Amdist all the talk of anti-slavery and pro-slavery thought in Lexington before the Civil War, it's been a while since I wrote about some of the other ideas of utility, morality, and progress. Henry Ruffner spoke in his inaugural address at Washington College in 1838 about the cycles of societies -- of how he thought societies grew but how they could also go backwards. This was a common theme in Whig thought in the 1830s; heck, Thomas Cole's series of five landscapes, The Course of Empire, is built around this theme.
By the 1840s and certainly early 1850s the idea of progress had shifted, though. The focus was on upward progress, not cycles of progress and decline. The emphasis was more on how society -- especially law -- facilitated progress. Recall, for instance, Asher Durand's 1853 canvass Progress. (I'm still not sure where it is -- but I'm wagering that it'll make an appearance at Crystal Bridges when that musuem opens on November 11.) In Progress we see -- moving left to right -- the rude and chaotic state of nature, where the Native Americans looked on in wonderment at the increasing progress -- that included peddlers, agriculture, telegraph wires, steam boats, railroads, bridges ... civilization.
We see in the landscape art of the era the political theory of the era: states of nature were not states of freedom but of chaos. And when there is order and law, then there is progress and instead of celebrating equality and nature, we should focus on how people are put into a heirarchy that is appropriate to their talents. It was a world of order, of heirarchy, and of law. (I've got some more thoughts about this in Property and Progress.)

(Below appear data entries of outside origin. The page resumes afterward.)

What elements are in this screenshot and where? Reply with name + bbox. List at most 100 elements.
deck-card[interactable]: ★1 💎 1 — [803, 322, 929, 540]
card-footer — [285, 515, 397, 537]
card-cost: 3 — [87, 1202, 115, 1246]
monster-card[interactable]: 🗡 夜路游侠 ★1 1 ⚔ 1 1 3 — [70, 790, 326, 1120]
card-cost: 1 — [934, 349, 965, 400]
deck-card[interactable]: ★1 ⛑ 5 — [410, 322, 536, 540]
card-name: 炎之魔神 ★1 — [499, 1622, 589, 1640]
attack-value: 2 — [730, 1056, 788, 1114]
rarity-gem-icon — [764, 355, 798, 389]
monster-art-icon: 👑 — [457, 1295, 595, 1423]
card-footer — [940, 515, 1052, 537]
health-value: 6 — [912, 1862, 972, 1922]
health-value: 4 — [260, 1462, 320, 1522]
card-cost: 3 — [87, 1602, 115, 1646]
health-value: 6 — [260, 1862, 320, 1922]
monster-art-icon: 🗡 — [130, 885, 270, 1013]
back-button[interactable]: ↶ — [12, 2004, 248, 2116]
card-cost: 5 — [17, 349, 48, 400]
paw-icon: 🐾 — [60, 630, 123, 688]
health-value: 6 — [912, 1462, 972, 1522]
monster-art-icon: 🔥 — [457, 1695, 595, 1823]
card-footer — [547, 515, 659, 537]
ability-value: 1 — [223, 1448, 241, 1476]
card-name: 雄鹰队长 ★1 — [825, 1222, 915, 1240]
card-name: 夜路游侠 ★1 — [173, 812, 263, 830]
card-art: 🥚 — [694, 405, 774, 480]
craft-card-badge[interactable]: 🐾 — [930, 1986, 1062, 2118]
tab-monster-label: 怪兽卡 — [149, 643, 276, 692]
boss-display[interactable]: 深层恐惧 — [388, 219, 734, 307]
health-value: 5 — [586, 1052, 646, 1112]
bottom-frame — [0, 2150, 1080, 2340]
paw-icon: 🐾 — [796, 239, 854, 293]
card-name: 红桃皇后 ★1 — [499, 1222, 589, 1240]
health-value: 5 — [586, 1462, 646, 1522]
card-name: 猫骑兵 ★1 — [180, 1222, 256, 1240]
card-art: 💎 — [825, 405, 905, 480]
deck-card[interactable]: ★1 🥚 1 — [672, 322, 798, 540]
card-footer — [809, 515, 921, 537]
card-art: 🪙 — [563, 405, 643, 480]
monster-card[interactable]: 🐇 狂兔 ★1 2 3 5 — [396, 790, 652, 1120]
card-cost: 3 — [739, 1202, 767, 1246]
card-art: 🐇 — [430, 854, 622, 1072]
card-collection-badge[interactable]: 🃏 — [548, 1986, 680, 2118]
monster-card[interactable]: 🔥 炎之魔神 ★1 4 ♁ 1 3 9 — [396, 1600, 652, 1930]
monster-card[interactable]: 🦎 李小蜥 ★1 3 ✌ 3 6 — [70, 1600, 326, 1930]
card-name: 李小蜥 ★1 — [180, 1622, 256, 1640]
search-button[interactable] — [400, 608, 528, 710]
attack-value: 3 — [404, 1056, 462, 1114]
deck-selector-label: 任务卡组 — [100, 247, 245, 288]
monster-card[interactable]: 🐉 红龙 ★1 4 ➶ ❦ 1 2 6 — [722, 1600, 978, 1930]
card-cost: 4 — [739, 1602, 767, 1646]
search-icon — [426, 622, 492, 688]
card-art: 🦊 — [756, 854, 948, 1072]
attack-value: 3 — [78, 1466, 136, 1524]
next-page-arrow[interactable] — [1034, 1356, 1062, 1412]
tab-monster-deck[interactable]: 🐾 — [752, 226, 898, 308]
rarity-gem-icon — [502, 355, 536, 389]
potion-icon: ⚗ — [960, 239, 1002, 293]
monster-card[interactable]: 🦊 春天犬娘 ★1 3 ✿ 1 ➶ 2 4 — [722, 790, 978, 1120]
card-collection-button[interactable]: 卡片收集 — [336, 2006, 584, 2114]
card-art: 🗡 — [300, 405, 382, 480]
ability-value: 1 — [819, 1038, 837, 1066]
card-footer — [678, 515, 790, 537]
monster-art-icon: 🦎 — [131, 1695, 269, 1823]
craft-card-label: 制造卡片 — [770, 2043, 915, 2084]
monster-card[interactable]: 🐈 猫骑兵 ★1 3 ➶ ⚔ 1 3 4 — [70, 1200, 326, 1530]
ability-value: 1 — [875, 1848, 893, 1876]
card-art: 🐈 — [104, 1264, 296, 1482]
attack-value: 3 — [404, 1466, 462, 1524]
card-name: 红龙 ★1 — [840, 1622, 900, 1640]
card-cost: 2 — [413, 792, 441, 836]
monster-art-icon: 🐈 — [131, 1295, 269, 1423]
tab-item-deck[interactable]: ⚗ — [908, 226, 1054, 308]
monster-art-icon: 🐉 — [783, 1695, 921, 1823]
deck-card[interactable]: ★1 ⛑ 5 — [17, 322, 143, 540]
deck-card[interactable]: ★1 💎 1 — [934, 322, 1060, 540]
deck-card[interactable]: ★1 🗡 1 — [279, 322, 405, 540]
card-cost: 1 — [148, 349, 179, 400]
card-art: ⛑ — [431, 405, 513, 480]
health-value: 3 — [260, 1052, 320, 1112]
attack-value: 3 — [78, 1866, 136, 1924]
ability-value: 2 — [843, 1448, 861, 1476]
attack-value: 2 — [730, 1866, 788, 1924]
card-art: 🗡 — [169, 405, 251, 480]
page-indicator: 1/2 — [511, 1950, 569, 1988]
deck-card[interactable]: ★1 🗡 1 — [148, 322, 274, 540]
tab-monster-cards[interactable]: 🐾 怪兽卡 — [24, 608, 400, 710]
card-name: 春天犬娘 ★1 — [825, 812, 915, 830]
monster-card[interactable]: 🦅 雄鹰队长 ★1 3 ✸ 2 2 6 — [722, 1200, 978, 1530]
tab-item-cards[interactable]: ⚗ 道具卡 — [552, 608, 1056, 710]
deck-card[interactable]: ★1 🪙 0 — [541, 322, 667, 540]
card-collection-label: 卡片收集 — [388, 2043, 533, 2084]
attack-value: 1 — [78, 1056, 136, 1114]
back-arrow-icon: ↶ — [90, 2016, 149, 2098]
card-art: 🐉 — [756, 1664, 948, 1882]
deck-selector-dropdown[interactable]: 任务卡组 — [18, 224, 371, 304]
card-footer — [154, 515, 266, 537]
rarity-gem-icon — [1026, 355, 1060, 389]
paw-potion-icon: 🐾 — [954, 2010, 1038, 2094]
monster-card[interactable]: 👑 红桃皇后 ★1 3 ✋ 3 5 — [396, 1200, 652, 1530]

We hear about this from George Junkin, Junior, the son of Washington College's president George Junkin, in his 1851 graduation address, "The Progress of the Age." What particularly interests me about this is that it was an attempt to celebrate the economic progress of the age and also to try to guard against too much reform, like those abolitionist fanatics who seemed to be taking the reform spirit a little too far. This was, in fact, a common theme among college orators at the time -- celebrate the changes that had been made, but guard against those who thought everything could and should be overturned. Timothy Walker tried this theme in his Harvard phi beta kappa address in 1850, as had William Kent at Union College in 1841. And William Greene did some of this with his address at Brown as well in 1851.